Conover, Katie, MD

Travel Award
$1,500

University of Colorado

Large-scale Proteomic Study Reveals a Novel Accurate Diagnostic Biomarker in Gestational Alloimmune Liver Disease

Mentor: Sarah Taylor, MD

Gestational Alloimmune Liver Disease (GALD) is the cause of most cases of neonatal liver failure. Newborns present with typical signs of liver failure including easy bleeding, inability to maintain normal blood sugars, and body swelling. This can progress to multi-organ failure and death. Diagnosing GALD is challenging because symptoms overlap with more common diseases that present in newborns like sepsis. Diagnostic studies that can more specifically identify GALD require specific magnetic resonance imaging (MRI) studies and examining tissue samples under the microscope. Thus, a more accessible and logistically feasible diagnostic test could greatly improve timely and accurate diagnosis of GALD. Diagnosis is imperative, because babies can be treated with intravenous medications that greatly reduce mortality from this disease. Further, this disease recurs in almost all of the mother’s future pregnancies, but recurrence drops dramatically if mom is treated with medications starting during the second trimester of her future pregnancies.

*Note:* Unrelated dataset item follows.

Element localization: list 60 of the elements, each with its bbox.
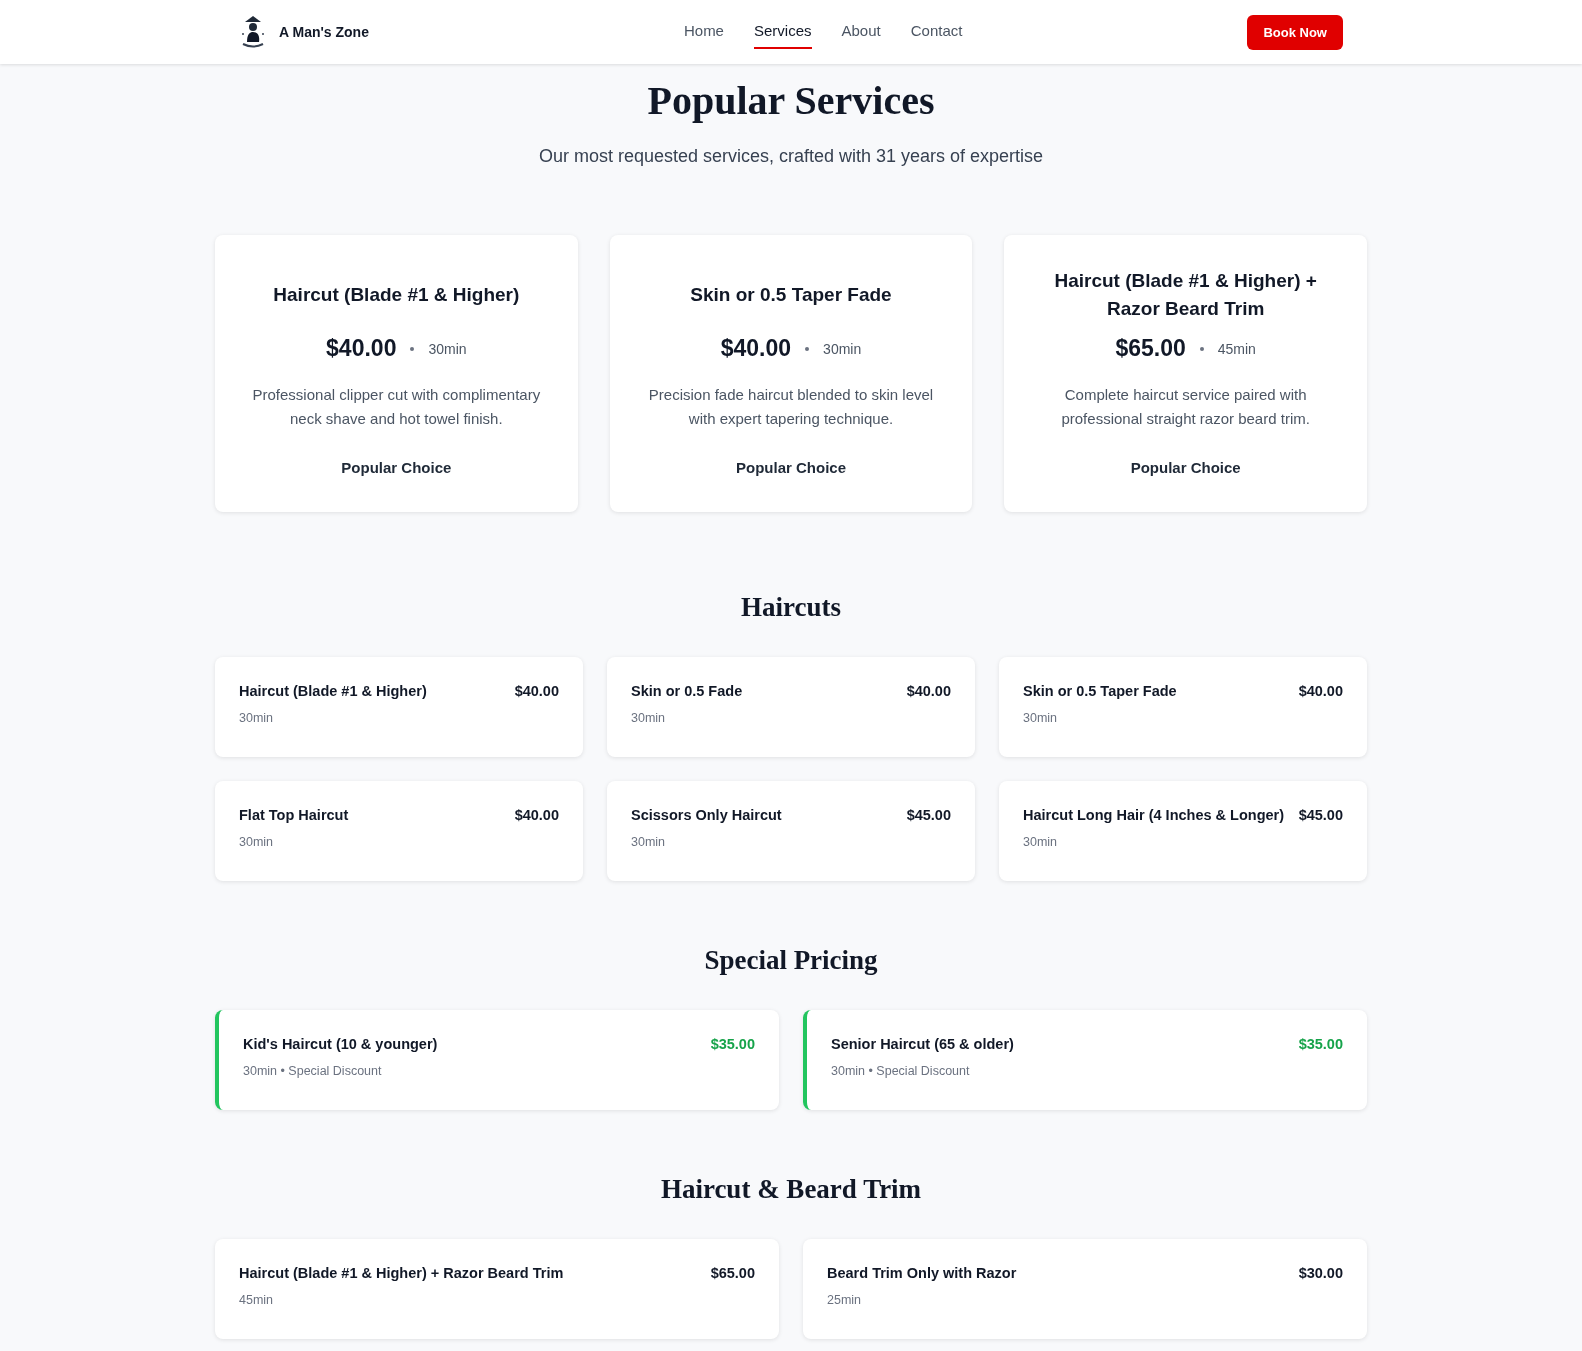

In this study, we identify proteins that are increased and decreased in GALD compared to other causes of neonatal liver failure such as infection and metabolic diseases. We found several upregulated proteins in GALD that support our current understanding of the mechanism of this disease. Two proteins in particular were able to distinguish between GALD and non-GALD causes of neonatal liver failure with high accuracy. These findings will lead to further studies looking at these proteins in a prospective manner to validate their accuracy and influence our current diagnostic approach in GALD.